Dans ce qu'ils perçoivent au premier abord comme un havre de paix, les membres de la famille, qui s'est agrandie avec la naissance d'une petite sœur, retrouvent une vie plus paisible et se plient aux règles strictes imposées par la communauté. Une secte qui sépare les membres des familles et impose notamment l'obligation d'abstinence. C'est dans cette communauté que Harley devient adulte, et qu'il rencontre l'amour de sa vie…
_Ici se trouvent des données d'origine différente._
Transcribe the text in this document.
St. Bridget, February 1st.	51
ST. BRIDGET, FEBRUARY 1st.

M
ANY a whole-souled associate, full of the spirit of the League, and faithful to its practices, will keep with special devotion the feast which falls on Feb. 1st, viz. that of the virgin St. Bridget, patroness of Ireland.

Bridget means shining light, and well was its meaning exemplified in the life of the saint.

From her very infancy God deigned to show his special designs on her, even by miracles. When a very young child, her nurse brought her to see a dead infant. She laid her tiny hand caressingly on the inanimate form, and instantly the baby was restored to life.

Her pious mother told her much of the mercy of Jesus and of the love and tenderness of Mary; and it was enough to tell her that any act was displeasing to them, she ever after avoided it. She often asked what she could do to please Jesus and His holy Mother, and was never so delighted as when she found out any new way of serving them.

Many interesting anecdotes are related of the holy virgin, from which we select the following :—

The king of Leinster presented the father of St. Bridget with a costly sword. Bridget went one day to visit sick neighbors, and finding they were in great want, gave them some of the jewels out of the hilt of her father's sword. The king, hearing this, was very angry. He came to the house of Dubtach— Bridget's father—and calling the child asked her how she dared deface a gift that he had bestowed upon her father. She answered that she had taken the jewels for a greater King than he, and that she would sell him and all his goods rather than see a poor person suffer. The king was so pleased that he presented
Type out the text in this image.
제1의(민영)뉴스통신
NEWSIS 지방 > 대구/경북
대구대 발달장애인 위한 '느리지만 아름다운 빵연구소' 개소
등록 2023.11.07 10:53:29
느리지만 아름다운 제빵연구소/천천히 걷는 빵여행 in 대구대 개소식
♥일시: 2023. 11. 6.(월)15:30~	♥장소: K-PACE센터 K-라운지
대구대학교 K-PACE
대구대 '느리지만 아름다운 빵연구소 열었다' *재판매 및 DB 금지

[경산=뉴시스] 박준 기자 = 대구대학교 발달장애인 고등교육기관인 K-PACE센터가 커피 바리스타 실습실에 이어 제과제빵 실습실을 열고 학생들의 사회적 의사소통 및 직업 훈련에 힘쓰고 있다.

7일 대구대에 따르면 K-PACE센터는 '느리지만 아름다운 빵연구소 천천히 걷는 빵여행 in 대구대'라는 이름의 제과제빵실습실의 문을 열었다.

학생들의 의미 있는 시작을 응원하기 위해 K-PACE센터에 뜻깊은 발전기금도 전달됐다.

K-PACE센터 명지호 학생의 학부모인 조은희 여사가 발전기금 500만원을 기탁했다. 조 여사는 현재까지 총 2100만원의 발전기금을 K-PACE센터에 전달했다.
Ce roman est le dernier, posthume, de Russel Banks, disparu en janvier 2023. A travers l'épopée de ce personnage étrange, le grand romancier américain fait autant le portrait d'un homme que celui d'une Amérique versée dans un mysticisme gravé dans son ADN. Avec le récit de ce destin incroyable, et la vie de ces communautés qu'il déploie dans le regard d'un jeune homme plein d'amour et de fougue, le romancier fouille les tréfonds de l'humanité, et éclaire de sa plume méticuleuse l'Amérique d'aujourd'hui, en creusant dans les racines de son histoire. Ce grand roman testament du romancier américain est tout simplement passionnant.
("Le Royaume enchanté" de Russell Banks, traduit de l'anglais (États-Unis) par Pierre Furlan, Actes Sud, 384 pages, 23,50 euros).